Clustering analysis is usually a multi-variate technique. DENCLUE is a little different. DENCLUE class implements DENCLUE 2.0 algorithm. Theoretically, DENCLUE can work on 1d data. It is just hill climbing process. What the paper doesn't tell is that data points rarely converge to the same attractors even if they belong to the same cluster. In fact, we often end with many cluttered attractors. To handle this, we add the second phase after the DENCLUE: clustering attractors with another algorithm. We choose DBSCAN for this phase. This combination works very well in most case. But it fails in 1-dimensional sometimes. The errors in your cases are actually from DBSCAN part. There is no evidence that DBSCAN works on 1-dimensional data.

As said, we develop clustering package for multivariate analysis. So we have no intention to work on this edge case.

eQX8HNMTU2 commented 3 years ago

@haifengl

what can i use if i want to cluster one dimensional data with kernel density estimation. I thought that's the thing you use when you want to cluster one dimensional data.

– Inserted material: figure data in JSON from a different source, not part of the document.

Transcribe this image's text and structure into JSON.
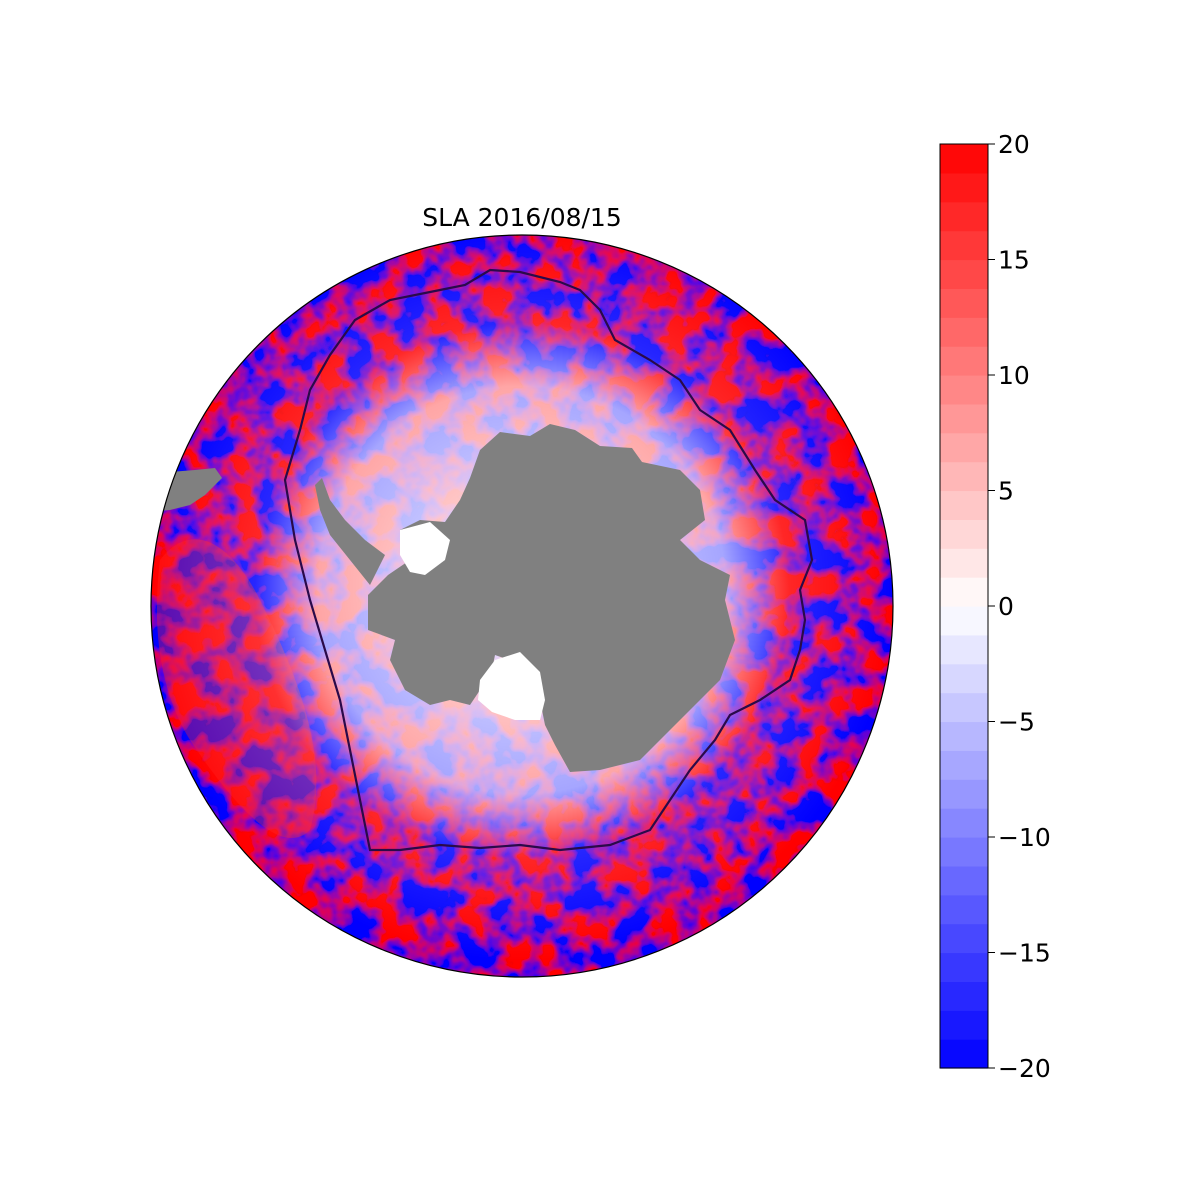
{
  "map": {
    "title": "SLA 2016/08/15",
    "projection": "south-polar-stereographic",
    "land_color": "#808080",
    "ice_color": "#ffffff",
    "front_color": "#2a0a4a"
  },
  "colorbar": {
    "cmap": "bwr",
    "vmin": -20,
    "vmax": 20,
    "levels": 32,
    "ticks": [
      {
        "value": 20,
        "label": "20"
      },
      {
        "value": 15,
        "label": "15"
      },
      {
        "value": 10,
        "label": "10"
      },
      {
        "value": 5,
        "label": "5"
      },
      {
        "value": 0,
        "label": "0"
      },
      {
        "value": -5,
        "label": "−5"
      },
      {
        "value": -10,
        "label": "−10"
      },
      {
        "value": -15,
        "label": "−15"
      },
      {
        "value": -20,
        "label": "−20"
      }
    ]
  }
}
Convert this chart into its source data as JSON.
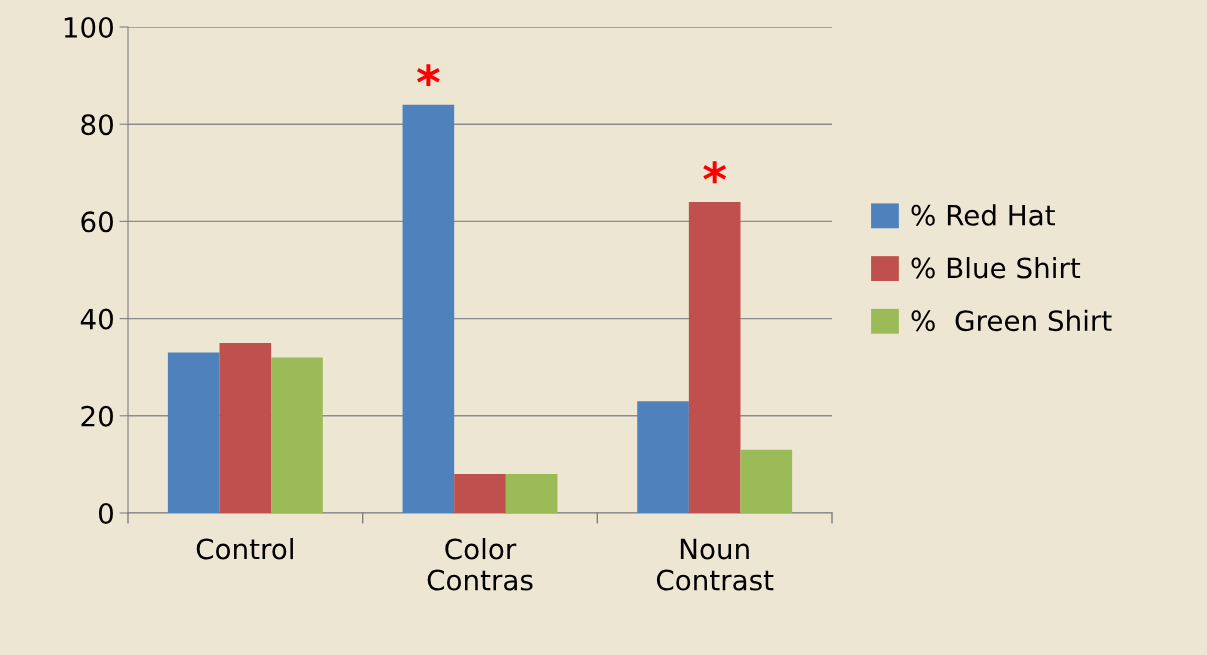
{
  "chart_data": {
    "type": "bar",
    "categories": [
      "Control",
      "Color\nContras",
      "Noun\nContrast"
    ],
    "series": [
      {
        "name": "% Red Hat",
        "color": "#4f81bd",
        "values": [
          33,
          84,
          23
        ]
      },
      {
        "name": "% Blue Shirt",
        "color": "#c0504d",
        "values": [
          35,
          8,
          64
        ]
      },
      {
        "name": "%  Green Shirt",
        "color": "#9bbb59",
        "values": [
          32,
          8,
          13
        ]
      }
    ],
    "ylim": [
      0,
      100
    ],
    "yticks": [
      0,
      20,
      40,
      60,
      80,
      100
    ],
    "grid": "y",
    "legend": "right",
    "annotations": [
      "*",
      "*"
    ]
  }
}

eQX8HNMTU2 commented 3 years ago

@brainbytes42 can you show what u did to do the one dimensional case?

brainbytes42 commented 3 years ago

@brainbytes42 can you show what u did to do the one dimensional case?

unfortunately, I can't show the code - but basically, I have reimplemented a simple version of Denclue 2.0 around smile's smile.stat.distribution.KernelDensity, to reinvent only half the wheel... A little bit of hill-climbing and a reasonable epsilon... So basically, 1D-data ist not a limitation of the algorithm, but only in smile's implementation, unfortunately.

eQX8HNMTU2 commented 3 years ago

@brainbytes42 I was just thinking about using the KernelDensity class and calculating the local maxima. But I don't know a smart way of calculating them. Does the SMILE library have anything that can calculate local maxima of the probability density function?

brainbytes42 commented 3 years ago

I don't think so... But luckily, hill climbing isn't that hard to implement for 1D-Data... ;-)